Reputation: 8025
If Yelp wanted to understand if ratings helped users pick a listing, and we use the CTR as the success metric to run the ab test, how do we know that a significant change in CTR is due to just the ratings and not other parts of the listing like the reviews?
Do we have to do some kind of user segmentation instead of randomly assigning users before running the ab test?
Upvotes: 1
Views: 240
Reputation: 503
You generally want to trust randomization for most experiments. Randomization is an unbiased process that with enough users, controls for all possible confounding factors, both known (eg. age, gender and OS) and unknown (eg. personality, hair color and sophistication), making comparisons between test and control groups balanced and fair. Since both groups are exposed and measured simultaneously, A/B testing also corrects for temporal and seasonal effects. Statistically significant differences between the test and control groups can be directly attributed to the change being tested. I wrote more about this in a blog post.

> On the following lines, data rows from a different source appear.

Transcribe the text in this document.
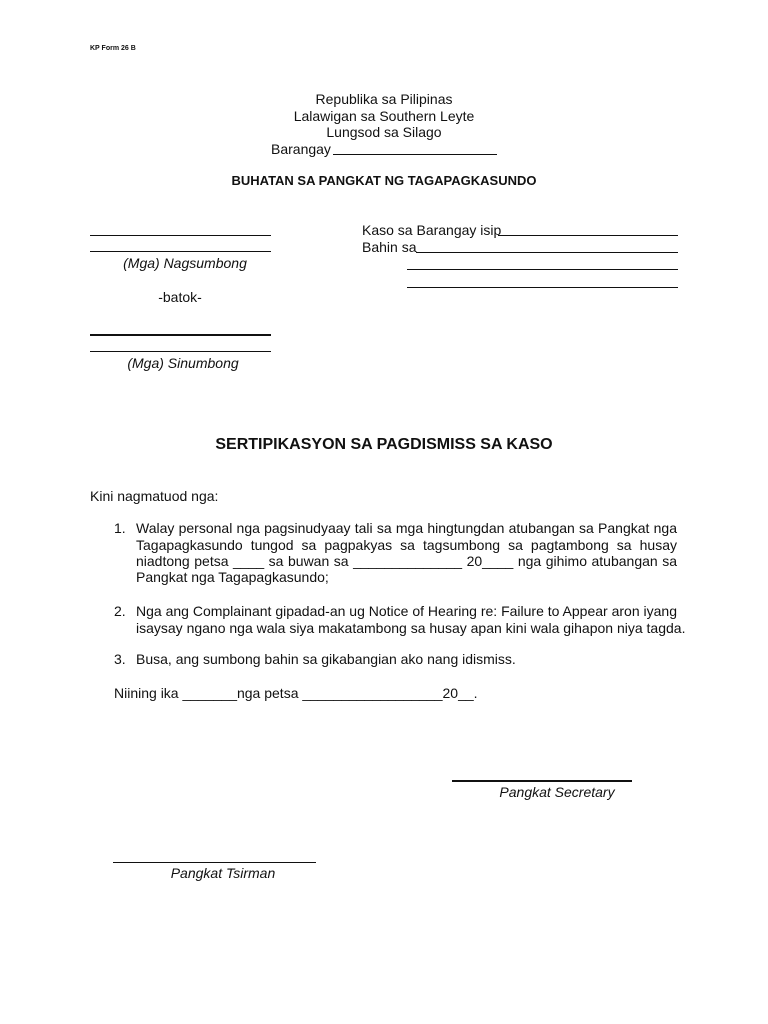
KP Form 26 B
Republika sa Pilipinas
Lalawigan sa Southern Leyte
Lungsod sa Silago
Barangay
BUHATAN SA PANGKAT NG TAGAPAGKASUNDO
(Mga) Nagsumbong
-batok-
(Mga) Sinumbong
Kaso sa Barangay isip
Bahin sa
SERTIPIKASYON SA PAGDISMISS SA KASO
Kini nagmatuod nga:
1. Walay personal nga pagsinudyaay tali sa mga hingtungdan atubangan sa Pangkat nga
Tagapagkasundo tungod sa pagpakyas sa tagsumbong sa pagtambong sa husay
niadtong petsa ____ sa buwan sa ______________ 20____ nga gihimo atubangan sa
Pangkat nga Tagapagkasundo;
2. Nga ang Complainant gipadad-an ug Notice of Hearing re: Failure to Appear aron iyang
isaysay ngano nga wala siya makatambong sa husay apan kini wala gihapon niya tagda.
3. Busa, ang sumbong bahin sa gikabangian ako nang idismiss.
Niining ika _______nga petsa __________________20__.
Pangkat Secretary
Pangkat Tsirman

Going with a custom user segmentation is usually reserved for rare instances where randomization can be expected to produce unbalanced groups. This is generally rare, but an example is if you split a room of 100 people into two groups but Bill Gates and Elon Musk are in this room. Depending on what metric you want to measure, they can severely mess things up. Randomization will stick both billionaires in the same group half the time. This is a scenario where it's worth doing a custom segmentation and enforcing that they end up in different groups. But this sort of thing is generally rare and rarely affects binary metrics like CTR.
Upvotes: 0
Reputation: 798
Randomization takes care of all other variables but the treatment. Test on statistical significance takes care of the choice between the treatment and chance. It's only when you can't do a randomized trial, that you need to control for other differentiators.
Upvotes: 1